A team of researchers from UCLA and other institutions has published a network analysis of Lean 4's Mathlib, the world's largest formalized mathematics library. By extracting its dependency structure into a multilayer graph of 308,129 declarations, 8.4 million edges, and 7,563 modules, they quantified how mathematical knowledge is organized in a formal proof assistant. The study introduces graph decompositions that isolate explicit edges from those synthesized by the compiler or driven by proofs, revealing structural properties that were previously opaque.
Three major findings emerge. First, human-designed taxonomies (like namespaces) diverge significantly from logical dependencies, with a 50.9% coupling across namespaces—meaning nearly half of all dependencies cross intended boundaries. Second, developers typically use only a median of 1.6% of the scope they import, suggesting massive over-importing. Third, formalization compresses semantic hierarchies, so network centrality measures capture language infrastructure (like type classes) rather than mathematical importance. This work, submitted to arXiv, has implications for designing better programming languages, improving library organization, and understanding how formalization shapes mathematical thinking.

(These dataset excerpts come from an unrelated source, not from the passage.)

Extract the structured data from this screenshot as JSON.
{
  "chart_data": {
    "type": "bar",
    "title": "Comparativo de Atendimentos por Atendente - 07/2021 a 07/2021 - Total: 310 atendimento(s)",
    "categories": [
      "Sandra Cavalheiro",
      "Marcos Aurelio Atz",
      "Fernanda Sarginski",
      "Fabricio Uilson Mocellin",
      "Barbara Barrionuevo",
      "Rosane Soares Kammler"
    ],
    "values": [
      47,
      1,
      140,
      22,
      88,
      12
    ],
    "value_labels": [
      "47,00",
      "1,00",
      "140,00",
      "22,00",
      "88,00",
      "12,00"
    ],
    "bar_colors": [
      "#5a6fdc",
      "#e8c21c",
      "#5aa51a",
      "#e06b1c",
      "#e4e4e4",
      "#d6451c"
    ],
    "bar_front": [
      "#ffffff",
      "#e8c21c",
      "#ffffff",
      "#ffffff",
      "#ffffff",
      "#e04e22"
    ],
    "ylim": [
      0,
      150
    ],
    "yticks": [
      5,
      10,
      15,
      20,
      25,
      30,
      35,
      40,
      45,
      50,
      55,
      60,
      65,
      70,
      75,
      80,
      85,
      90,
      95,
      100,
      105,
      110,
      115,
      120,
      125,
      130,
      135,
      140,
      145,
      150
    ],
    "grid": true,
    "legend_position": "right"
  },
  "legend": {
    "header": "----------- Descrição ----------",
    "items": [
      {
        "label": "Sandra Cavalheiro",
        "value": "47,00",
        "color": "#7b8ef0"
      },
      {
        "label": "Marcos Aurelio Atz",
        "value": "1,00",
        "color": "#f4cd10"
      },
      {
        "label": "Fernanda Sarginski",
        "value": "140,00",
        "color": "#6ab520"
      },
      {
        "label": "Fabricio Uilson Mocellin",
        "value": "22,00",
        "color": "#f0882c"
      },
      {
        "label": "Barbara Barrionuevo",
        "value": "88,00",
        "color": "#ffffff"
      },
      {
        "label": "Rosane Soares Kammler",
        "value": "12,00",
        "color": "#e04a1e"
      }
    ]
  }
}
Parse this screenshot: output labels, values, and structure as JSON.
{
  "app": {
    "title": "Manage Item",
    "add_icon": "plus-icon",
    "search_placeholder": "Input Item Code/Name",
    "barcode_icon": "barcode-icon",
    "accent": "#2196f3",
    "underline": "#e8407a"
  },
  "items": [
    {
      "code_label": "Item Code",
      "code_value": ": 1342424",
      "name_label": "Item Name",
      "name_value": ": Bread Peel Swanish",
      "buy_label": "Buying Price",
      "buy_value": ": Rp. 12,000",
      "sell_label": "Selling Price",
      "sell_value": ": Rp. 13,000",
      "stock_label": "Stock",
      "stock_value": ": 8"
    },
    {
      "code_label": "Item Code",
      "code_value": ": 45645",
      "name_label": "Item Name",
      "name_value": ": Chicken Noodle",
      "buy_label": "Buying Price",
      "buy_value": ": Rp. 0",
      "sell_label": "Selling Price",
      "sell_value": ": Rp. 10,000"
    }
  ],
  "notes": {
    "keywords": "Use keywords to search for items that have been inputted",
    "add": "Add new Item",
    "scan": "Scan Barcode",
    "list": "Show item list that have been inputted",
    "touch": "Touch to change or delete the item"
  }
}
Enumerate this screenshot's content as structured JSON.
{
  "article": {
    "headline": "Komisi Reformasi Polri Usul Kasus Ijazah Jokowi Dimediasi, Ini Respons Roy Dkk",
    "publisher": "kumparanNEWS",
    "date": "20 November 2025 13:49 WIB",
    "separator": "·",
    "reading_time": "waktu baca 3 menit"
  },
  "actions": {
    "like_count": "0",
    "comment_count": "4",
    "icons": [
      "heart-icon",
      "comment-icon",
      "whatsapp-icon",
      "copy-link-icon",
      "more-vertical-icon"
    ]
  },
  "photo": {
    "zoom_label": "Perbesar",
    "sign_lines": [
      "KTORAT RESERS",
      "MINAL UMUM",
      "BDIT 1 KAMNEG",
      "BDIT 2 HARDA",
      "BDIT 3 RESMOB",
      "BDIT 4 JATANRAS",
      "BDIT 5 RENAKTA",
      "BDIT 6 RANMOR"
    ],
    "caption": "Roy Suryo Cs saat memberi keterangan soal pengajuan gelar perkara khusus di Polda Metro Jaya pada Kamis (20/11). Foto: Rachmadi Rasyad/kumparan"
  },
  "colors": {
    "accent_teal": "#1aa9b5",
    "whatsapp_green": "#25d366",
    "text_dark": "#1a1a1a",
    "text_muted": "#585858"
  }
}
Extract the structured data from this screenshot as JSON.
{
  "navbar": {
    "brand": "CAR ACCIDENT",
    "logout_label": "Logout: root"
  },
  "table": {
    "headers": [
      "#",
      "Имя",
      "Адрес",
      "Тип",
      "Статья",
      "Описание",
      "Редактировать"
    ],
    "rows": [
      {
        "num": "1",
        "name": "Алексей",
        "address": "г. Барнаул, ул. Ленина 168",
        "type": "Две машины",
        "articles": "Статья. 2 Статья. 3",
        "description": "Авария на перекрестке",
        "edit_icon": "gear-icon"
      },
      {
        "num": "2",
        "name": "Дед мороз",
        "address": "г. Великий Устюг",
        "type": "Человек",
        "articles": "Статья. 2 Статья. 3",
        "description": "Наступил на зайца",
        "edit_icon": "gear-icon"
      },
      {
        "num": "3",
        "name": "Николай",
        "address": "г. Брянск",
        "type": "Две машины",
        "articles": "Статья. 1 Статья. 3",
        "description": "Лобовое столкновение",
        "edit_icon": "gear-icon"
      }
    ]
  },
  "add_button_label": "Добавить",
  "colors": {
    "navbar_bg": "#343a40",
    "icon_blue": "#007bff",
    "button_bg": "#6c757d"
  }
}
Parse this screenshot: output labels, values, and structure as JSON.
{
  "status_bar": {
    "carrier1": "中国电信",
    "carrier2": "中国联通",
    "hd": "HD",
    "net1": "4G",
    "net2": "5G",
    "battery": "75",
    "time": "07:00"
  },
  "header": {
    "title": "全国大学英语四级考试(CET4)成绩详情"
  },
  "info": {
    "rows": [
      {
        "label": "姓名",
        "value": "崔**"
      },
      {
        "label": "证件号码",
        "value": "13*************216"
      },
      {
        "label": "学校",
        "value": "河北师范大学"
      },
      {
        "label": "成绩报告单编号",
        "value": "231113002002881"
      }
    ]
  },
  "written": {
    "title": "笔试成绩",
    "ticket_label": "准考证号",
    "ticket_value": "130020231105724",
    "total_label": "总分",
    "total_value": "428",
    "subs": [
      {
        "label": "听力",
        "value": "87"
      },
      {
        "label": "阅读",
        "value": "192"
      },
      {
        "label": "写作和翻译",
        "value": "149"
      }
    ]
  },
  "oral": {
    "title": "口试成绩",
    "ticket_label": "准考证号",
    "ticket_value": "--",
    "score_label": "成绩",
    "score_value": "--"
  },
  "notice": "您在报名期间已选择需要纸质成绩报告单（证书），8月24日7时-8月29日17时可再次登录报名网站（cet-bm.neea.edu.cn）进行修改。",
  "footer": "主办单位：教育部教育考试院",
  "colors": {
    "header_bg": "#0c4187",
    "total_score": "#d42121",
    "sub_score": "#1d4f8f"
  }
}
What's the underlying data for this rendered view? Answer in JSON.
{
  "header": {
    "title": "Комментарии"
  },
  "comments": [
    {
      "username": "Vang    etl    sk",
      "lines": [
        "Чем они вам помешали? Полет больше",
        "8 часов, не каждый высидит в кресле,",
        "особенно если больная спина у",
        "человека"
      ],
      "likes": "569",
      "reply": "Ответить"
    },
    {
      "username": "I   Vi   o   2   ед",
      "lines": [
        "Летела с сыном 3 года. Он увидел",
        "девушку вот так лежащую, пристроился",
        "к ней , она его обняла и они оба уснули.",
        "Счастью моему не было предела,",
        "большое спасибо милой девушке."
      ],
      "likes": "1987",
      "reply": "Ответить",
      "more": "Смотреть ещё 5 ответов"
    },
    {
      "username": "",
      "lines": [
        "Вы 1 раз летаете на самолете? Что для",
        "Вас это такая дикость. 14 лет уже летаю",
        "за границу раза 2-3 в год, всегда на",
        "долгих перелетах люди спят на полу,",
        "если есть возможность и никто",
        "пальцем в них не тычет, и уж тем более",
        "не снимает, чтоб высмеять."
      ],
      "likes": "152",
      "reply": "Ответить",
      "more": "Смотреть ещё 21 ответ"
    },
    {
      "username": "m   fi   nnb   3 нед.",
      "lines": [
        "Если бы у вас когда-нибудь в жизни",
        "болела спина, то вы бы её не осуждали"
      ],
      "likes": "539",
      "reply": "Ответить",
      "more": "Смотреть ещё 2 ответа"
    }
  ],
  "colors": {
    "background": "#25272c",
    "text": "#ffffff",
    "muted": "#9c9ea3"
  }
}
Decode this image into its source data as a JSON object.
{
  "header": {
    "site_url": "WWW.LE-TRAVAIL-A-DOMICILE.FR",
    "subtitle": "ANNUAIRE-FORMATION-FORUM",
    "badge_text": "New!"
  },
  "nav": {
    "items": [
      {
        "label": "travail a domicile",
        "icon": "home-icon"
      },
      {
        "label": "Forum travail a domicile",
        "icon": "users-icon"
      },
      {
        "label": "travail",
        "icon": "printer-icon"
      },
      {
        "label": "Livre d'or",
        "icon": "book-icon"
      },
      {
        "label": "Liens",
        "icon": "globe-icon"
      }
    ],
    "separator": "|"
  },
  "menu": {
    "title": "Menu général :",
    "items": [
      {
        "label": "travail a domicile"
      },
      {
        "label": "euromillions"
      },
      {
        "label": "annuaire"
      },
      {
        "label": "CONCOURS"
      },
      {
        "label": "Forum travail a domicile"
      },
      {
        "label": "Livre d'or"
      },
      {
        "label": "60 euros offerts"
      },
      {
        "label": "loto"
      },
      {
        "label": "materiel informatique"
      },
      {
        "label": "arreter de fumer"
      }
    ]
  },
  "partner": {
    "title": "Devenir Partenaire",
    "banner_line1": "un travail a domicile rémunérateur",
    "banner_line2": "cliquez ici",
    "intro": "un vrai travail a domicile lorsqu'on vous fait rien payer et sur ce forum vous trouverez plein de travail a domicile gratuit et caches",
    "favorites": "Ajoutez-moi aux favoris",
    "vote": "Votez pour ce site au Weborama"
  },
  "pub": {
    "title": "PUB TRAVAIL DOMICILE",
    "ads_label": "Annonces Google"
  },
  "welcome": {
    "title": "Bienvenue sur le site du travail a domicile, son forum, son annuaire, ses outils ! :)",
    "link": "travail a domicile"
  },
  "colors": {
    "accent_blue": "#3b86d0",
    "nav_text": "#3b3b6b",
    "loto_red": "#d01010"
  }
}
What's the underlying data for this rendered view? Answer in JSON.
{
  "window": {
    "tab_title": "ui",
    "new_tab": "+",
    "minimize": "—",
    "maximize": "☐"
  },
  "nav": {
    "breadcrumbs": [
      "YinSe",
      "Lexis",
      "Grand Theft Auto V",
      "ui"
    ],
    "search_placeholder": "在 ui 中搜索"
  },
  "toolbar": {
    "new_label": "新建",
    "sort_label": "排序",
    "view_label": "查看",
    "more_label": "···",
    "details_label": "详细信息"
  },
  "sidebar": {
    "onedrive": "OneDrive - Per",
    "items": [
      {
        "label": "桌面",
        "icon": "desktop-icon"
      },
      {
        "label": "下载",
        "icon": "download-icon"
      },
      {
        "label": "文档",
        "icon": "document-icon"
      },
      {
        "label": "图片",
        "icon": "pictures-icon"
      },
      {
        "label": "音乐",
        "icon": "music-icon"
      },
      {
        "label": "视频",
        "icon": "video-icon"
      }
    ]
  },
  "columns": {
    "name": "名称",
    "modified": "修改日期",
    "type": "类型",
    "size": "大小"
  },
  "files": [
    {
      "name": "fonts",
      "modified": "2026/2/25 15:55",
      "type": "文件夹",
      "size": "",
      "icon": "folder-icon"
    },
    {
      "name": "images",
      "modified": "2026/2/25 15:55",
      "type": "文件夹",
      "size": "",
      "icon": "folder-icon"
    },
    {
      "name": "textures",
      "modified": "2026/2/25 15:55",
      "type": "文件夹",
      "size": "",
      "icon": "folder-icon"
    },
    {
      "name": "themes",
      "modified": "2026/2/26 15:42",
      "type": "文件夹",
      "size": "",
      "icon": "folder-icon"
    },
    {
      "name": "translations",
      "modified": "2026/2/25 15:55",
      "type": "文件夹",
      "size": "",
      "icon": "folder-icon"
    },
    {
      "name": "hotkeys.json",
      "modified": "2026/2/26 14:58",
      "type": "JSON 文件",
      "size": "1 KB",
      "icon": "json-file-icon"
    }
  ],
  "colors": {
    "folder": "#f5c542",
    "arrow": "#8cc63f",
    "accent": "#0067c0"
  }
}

- Graph includes 308,129 declarations, 8.4M edges, and 7,563 modules from Lean 4's Mathlib
- Human taxonomies show 50.9% coupling across namespaces, indicating logical structure diverges from human organization
- Developers use only a median 1.6% of imported scope, revealing massive over-importing in formal proofs
Why It Matters
This work reveals structural inefficiencies in formal math libraries, guiding better language design and proof engineering.